How we change what others think, feel, believe and do
Displaying certainty about an attitude when talking with another person will act to increase and harden that attitude. When the attitude displayed is more uncertain, then it will act to soften the attitude.
Using an emotional attack on a cognitive attitude will increase resistance, whilst a cognitive attack will be more effective. The same effect happens in reverse, where a logical argument has little impact on a person who is emotional whilst an emotional argument is more powerful.
Clarkson, Tbormala and Rucker found that increasing attitude certainty strengthened attitudes and increased resistance to persuasion when the attitudes was univalent but weakened them when they were ambivalent.
A cleric wants to persuade another towards a religion. When the target person states opposing beliefs, the cleric shows vague agreement. When the person states better beliefs, the cleric becomes more confirmatory.

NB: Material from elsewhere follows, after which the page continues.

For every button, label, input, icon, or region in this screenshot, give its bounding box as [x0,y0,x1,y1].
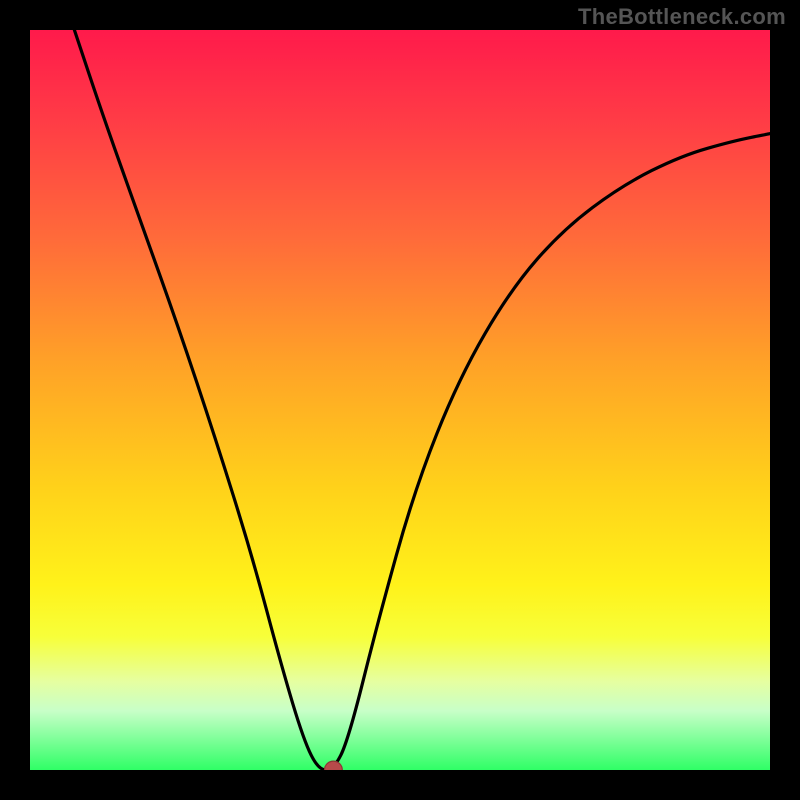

To persuade another person, align your projected attitude with theirs. If you are non-aligned you will only act to create resistance.
To put off a persuader, mis-match their attitudes. When they are logical, be emotional, and vice versa.
Clarkson, J.J., Tormala, Z.L., & Rucker, D.D. (2008). A new look at the consequences of attitude certainty: The amplification hypothesis. Journal of Personality and Social Psychology, 95, 810-825.